Electro-stimulated anaerobic oxidation of methane with synergistic denitrification by adding AQS: Electron transfer mode and mechanism

Abstract

Denitrifying anaerobic methane-oxidizing (DAMO) processes, which link anaerobic methane oxidation (AMO) and denitrification, have a promising prospect in anaerobic wastewater treatment. In bioelectrochemical systems (BES), DAMO consortium presented potent metabolic activity. However, the extracellular electron transfer (EET) in BES was poorly understood. This study investigated the EET mechanisms and modes of electron transport in BES dominated by anaerobic methanotrophic bacteria. In the bioreactors with the auxiliary voltage of 0.5 and 1.1 V, named EMN-0.5 and EMN-1.1, respectively, biological voltages of 0.198 and 0.329 V were generated with power densities of 0.6 and 1.20 mW/m2, after removing the voltage. High throughput and metagenome analyses demonstrated that main methanotrophs were DAMO bacteria and Methylocystis sp. The electroactive bacteria detected were Pseudomonas sp., Hypomicrobium sp., Thiobacillus sp, and Rhodococcus sp. The pil, cytochrome c, hdr, and he/fp genes related to EET were present on the electrode surfaces.
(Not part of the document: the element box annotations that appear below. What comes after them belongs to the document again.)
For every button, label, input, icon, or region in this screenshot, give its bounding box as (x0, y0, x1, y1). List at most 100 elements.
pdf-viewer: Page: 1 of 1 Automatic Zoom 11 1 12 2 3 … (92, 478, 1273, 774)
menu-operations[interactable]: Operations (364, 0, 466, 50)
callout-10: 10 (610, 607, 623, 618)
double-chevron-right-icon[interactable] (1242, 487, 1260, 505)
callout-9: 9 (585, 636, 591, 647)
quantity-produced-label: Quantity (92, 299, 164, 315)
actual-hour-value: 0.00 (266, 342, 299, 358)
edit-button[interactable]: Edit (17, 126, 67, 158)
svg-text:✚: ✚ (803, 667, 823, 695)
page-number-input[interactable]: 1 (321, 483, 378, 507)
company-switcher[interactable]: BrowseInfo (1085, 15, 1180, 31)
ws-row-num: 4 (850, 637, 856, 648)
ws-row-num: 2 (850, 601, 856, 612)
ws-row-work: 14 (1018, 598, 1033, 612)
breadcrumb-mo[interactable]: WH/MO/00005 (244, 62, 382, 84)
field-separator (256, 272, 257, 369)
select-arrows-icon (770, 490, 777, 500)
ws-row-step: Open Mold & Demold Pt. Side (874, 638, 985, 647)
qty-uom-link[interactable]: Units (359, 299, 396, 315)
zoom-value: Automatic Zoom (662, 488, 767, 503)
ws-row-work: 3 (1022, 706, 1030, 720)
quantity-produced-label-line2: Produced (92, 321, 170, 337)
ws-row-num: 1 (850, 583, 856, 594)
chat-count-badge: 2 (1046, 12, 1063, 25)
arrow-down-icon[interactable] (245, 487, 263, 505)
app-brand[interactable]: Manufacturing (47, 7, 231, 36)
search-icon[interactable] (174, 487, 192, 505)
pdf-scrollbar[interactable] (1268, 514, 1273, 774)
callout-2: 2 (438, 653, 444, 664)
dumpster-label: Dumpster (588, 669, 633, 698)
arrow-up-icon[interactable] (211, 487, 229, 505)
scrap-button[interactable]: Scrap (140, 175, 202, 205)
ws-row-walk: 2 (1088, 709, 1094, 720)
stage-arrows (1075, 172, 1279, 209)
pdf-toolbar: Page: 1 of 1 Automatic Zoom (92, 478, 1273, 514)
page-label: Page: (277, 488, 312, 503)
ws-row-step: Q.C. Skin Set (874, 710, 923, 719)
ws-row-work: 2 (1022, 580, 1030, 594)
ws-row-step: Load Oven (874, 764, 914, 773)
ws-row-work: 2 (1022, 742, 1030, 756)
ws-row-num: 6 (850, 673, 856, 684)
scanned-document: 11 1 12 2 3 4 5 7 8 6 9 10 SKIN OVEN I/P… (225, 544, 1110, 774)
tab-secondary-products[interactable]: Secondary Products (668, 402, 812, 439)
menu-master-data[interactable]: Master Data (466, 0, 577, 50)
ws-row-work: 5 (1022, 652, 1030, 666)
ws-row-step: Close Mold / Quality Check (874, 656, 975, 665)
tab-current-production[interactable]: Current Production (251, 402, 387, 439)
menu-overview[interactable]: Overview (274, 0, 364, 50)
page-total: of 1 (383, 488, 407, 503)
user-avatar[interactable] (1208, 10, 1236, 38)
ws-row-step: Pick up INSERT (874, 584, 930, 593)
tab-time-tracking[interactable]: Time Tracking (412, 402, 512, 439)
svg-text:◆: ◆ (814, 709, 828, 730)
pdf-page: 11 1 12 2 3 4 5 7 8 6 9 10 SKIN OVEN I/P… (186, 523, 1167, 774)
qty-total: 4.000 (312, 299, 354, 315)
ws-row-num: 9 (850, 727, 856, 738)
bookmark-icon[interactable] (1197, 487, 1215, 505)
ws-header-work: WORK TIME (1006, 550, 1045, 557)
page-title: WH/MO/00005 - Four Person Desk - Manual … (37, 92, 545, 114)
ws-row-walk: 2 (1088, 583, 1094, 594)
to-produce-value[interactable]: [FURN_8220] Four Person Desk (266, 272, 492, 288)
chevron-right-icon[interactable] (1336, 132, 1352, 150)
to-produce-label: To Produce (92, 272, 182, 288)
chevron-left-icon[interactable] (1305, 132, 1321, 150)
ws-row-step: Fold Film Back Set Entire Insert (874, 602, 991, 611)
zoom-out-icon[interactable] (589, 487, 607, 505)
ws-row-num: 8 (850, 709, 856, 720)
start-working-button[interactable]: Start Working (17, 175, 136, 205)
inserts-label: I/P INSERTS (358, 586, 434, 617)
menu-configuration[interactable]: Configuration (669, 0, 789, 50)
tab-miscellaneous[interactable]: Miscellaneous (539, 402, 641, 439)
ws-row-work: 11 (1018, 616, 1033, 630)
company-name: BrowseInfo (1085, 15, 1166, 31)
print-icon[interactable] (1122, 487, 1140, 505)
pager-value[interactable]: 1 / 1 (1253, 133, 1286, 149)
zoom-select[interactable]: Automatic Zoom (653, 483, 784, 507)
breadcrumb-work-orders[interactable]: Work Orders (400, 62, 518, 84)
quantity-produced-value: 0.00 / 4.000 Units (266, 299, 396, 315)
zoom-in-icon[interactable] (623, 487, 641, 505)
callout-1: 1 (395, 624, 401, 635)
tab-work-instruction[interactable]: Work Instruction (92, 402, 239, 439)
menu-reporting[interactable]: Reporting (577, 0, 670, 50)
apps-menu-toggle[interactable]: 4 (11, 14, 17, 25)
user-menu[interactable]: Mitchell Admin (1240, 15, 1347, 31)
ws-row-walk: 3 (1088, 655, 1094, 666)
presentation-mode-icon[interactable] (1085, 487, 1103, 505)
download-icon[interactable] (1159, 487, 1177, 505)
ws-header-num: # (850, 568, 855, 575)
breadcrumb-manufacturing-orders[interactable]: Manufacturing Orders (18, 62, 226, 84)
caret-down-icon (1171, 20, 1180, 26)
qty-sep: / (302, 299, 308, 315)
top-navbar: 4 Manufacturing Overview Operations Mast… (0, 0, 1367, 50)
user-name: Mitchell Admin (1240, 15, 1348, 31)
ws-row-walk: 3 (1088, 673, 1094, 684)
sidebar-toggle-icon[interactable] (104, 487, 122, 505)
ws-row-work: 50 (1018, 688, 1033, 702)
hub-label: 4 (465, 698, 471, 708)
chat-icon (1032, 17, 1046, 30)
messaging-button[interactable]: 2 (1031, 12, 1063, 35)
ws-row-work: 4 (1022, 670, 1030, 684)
Carbon 13 isotope tracing and chemicals analysis by GC-MS exhibited that methanol was an intermediate product released to extracellular environment and acted as the electronic carrier to drive the EET in methane oxidation. Extracellular electron transfer was achieved through the collaboration of DAMO bacteria, Methylocystis sp., and Pseudomonas sp. Anthraquinone 2-sulfonic acid ester (AQS) could improve the rate of electron transfer to the extracellular space, especially in the EMN-0.5 reaction system. This study provides a new understanding of AMO consortium metabolism in BES and may provide a scientific basis for developing methane control technology.